Pickled Guindilla Peppers – Credit to Dan Ansotegui

This year, Wray got fed up with the complex coding system and decided to put his name on his peppers, along with a number for each variety. Immediately, he was reminded of why Edwards’ anonymous system started.

“Interestingly enough, someone stole some of my [pepper plants] from the flats, because it had my name on there,” he said. “It’s fine, I still had plenty of peppers, but I’m sure it was one of those other old Basque pepper guys who was like, ‘Oh, these are Wray’s plants!’ because it had my name and it didn’t have the variety. They grabbed a four-pack of my No. 1s and my No. 2s so that they could see what I was growing, which I think is hilarious.”

The bottom line is this: Basque pepper seeds are special. Choricero or anglet, espelette or guidilla, for growers they’re all edible gold. They’re seeds worth stealing from dark gardens, smuggling past TSA agents, and planting in isolation from each other to avoid genetic drift. And in the eyes of long-term growers like Wray, not all Basque pepper seeds are created equal.

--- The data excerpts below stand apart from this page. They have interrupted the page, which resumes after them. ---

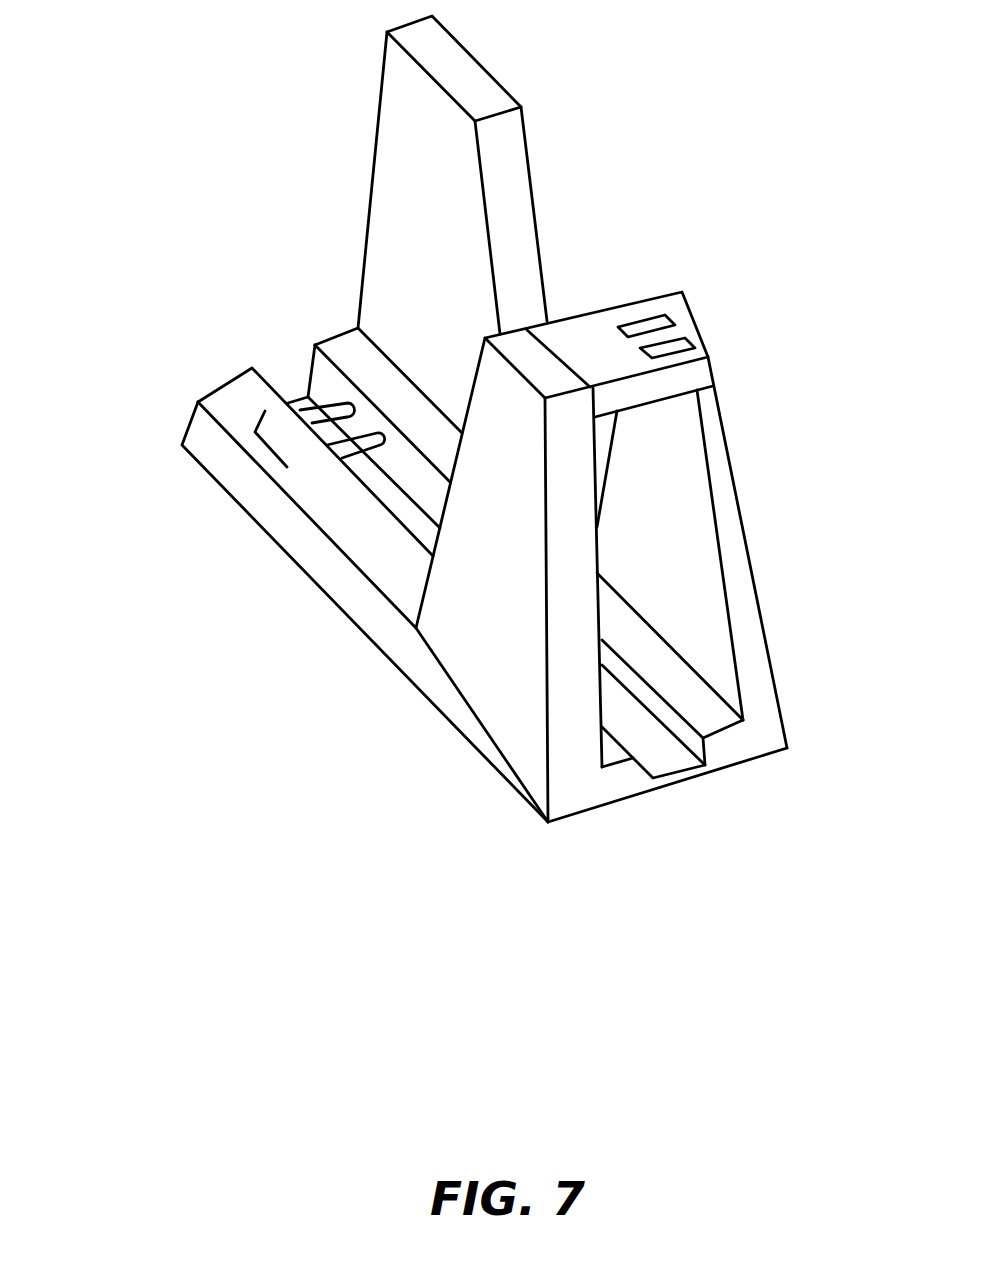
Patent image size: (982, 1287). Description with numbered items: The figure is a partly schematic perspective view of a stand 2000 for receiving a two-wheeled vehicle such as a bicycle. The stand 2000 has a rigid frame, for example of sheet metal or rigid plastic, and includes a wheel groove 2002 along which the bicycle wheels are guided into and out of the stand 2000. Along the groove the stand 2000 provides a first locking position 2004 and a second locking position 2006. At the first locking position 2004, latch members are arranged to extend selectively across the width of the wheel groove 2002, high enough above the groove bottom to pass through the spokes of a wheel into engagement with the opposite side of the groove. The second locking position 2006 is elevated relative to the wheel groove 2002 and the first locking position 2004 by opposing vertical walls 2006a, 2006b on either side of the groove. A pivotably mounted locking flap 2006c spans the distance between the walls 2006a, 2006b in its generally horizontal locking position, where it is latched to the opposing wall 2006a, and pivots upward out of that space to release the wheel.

The stand 2000 is at (451, 462).
The wheel groove 2002 is at (670, 765).
The first locking position 2004 is at (285, 468).
The second locking position 2006 is at (589, 515).
The vertical wall 2006a is at (493, 623).
The vertical wall 2006b is at (764, 625).
The locking flap 2006c is at (591, 345).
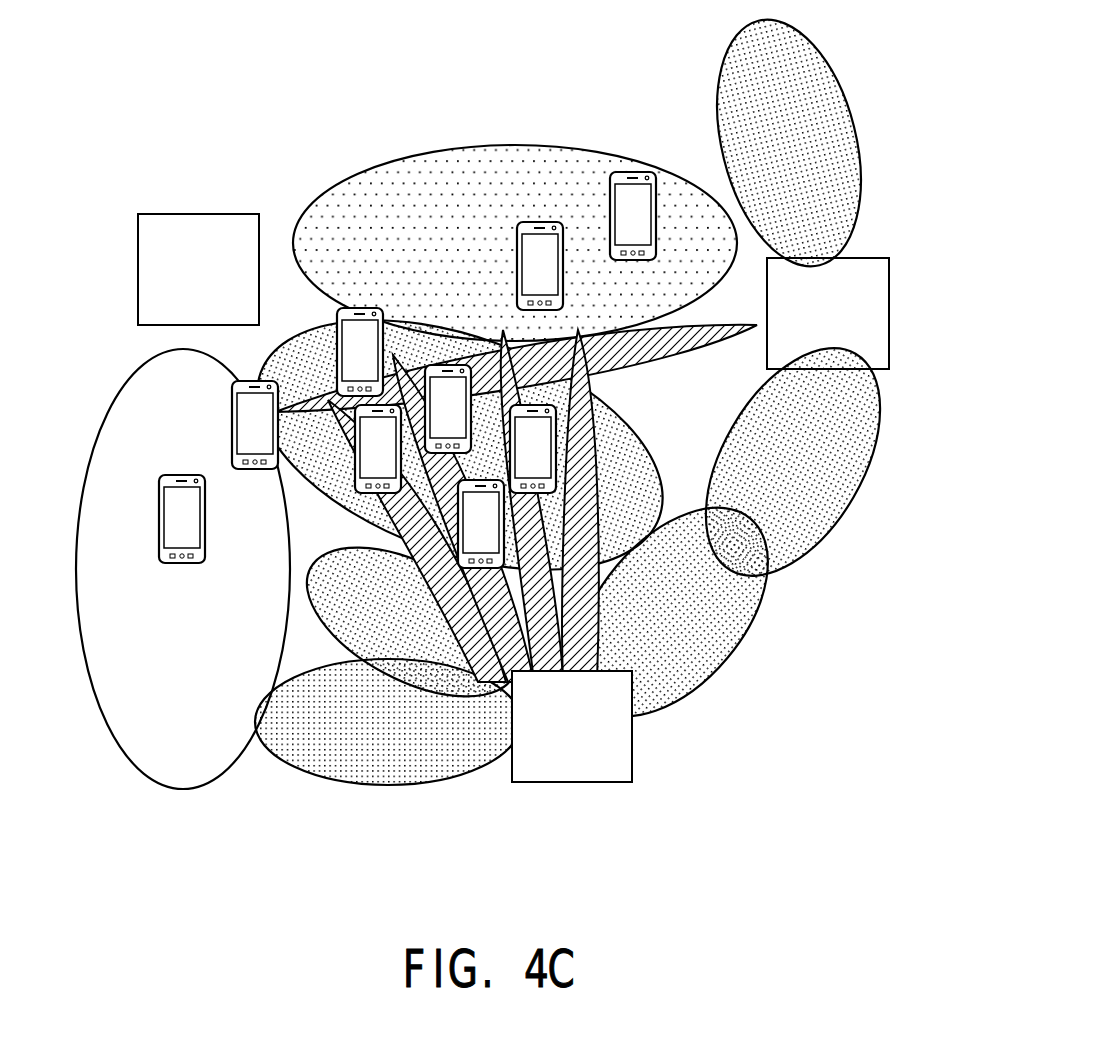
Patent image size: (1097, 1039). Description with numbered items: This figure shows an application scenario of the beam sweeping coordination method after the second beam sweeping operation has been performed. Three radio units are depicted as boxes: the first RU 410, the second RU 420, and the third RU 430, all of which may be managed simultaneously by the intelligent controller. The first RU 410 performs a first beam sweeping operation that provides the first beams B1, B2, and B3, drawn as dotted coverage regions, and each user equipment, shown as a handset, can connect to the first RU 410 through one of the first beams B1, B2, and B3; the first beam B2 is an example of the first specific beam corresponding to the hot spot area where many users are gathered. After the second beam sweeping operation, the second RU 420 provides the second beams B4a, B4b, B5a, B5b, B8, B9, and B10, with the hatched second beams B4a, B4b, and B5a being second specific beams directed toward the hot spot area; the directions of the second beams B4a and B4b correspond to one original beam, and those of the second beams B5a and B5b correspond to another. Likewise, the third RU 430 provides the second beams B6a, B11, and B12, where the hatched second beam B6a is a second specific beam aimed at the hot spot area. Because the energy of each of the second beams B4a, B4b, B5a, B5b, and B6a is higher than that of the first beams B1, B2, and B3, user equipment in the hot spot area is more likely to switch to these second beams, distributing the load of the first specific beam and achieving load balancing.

The first RU 410 is at (218, 285).
The second RU 420 is at (592, 741).
The third RU 430 is at (848, 326).
The first beam B1 is at (183, 569).
The first beam B2 is at (460, 445).
The first beam B3 is at (515, 243).
The second beam B4a is at (477, 635).
The second beam B4b is at (510, 637).
The second beam B5a is at (550, 637).
The second beam B5b is at (585, 607).
The second beam B6a is at (685, 345).
The second beam B8 is at (352, 752).
The second beam B9 is at (662, 697).
The second beam B10 is at (343, 636).
The second beam B11 is at (820, 88).
The second beam B12 is at (828, 497).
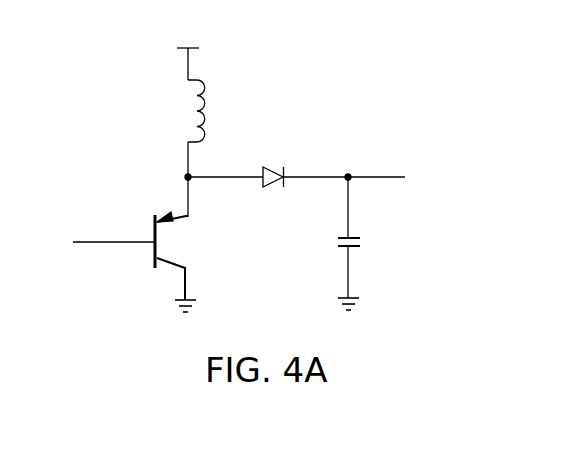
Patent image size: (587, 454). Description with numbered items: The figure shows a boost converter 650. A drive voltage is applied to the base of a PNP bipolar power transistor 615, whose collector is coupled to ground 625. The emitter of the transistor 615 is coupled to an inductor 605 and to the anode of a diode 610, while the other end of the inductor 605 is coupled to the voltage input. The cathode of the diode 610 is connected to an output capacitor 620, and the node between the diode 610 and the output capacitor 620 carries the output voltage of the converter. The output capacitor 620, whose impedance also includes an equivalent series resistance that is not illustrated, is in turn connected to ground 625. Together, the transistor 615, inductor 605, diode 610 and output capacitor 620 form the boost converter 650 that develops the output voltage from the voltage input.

A pack of choricero seeds bought online for $4.99 will never live up to the packet he got from his cousin-in-law Manu’s own hands.

“Those probably are descendents of the same pepper plants that my wife’s aichiche [grandfather] grew, and that his parents grew, and his parents’ parents grew. So who knows how many generations back those seeds go in the Hormaechea family,” he said. “So they’re something to me that just kind of makes me connected to them.”